I braced myself for a fight, not knowing what I was going to be dealing with at a new school and school district. Completely prepared for them to want to downgrade her services.   I was completely bowled over when the school psychologist started her report on the testing, "It is clear that Mary is highly intelligent, it comes out in her ability to compensate for her disabilities, which are also clear."

It was a dream, I was sure of it.  I pinched myself.  It was exactly what I saw as her parent and what I wished and hoped that others would see in her.  We discussed her weaknesses, her skills, ways to make the system work for her, and a new set of goals.

I had never been in an IEP meeting like it.  It wiped away years of PTSD from some really terrible experiences to the very removed and clinical experiences.  These people seem invested in my daughter, in her success, and most importantly working with me as a team in her behalf.  

More impressive was the communication and adjustments that were made through out the school year last year.  Things were working and moving forward for her and as they changed her intervention teacher wouldn't hesitate to call.  I have never signed an amended IEP in the course of the school year before but I believe I signed 3 or 4 of them last year.

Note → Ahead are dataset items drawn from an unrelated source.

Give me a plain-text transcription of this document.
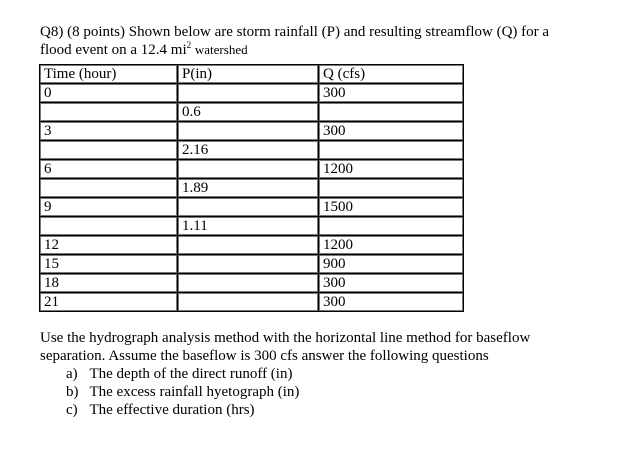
Q8) (8 points) Shown below are storm rainfall (P) and resulting streamflow (Q) for a
flood event on a 12.4 $mi^2$ watershed
Time (hour)	P(in)	Q (cfs)
0		300
	0.6	
3		300
	2.16	
6		1200
	1.89	
9		1500
	1.11	
12		1200
15		900
18		300
21		300
Use the hydrograph analysis method with the horizontal line method for baseflow
separation. Assume the baseflow is 300 cfs answer the following questions
a) The depth of the direct runoff (in)
b) The excess rainfall hyetograph (in)
c) The effective duration (hrs)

Needless to say I was not the least bit worried about her annual IEP meeting this year.  I knew what to expect.  I knew it would be friendly, understanding, helpful, and productive.  I felt very safe in the process, for the first time.  I was greeted by her intervention teacher.  Got reports from her individual teachers.  Each acknowledging her effort, her dedication, her struggles.

One teacher even said that she saw Mary doodling on her notes and remembered what she had heard on a radio broadcast recently; that for some kids with ADHD they actually absorb more when they are keeping part of their brain busy with some kind of fidget like doodling.  She told Mary, who was there in the meeting, you can doodle as long as I can see you are taking notes on the highlights of the lesson too.  I was back to sitting in bewilderment, pinching myself to make sure it was real.

Her intervention teacher started to go over the goals.  Goals has always been so tedious and so ridiculously far off.  Not anymore, these were reasonable.  He talked about the previous years goals of getting her ready to take the actual California State Standardized test and not the modified version.  That was one of our IEP amendments I had signed last year, he called to tell me that he talked to all of her teachers and they felt she would be successful, she was ready.  They had been right, she was ready and quite successful.  This years goal would be to up all those scores.

Then he talked about a goal I had never heard discussed before in any IEP meeting - her plans after high school.  What her career goals were, what colleges she was looking into.  I pinched myself again.  A written out plan to look at colleges, go to their websites, research their entry requirements, set goals towards the careers she is interested in, and work towards being ready to meet those college and career goals - throughout each school year.

This last two years has proven to me that it can be simple - it can be about the success of the child.  An IEP team that actually worked as a team. An Individualized Education Plan can be, as I believe it is truly meant to be defined.  A plan to start where your child is at, acknowledge where they want and need to go, plan for how to get there, and work to make it happen.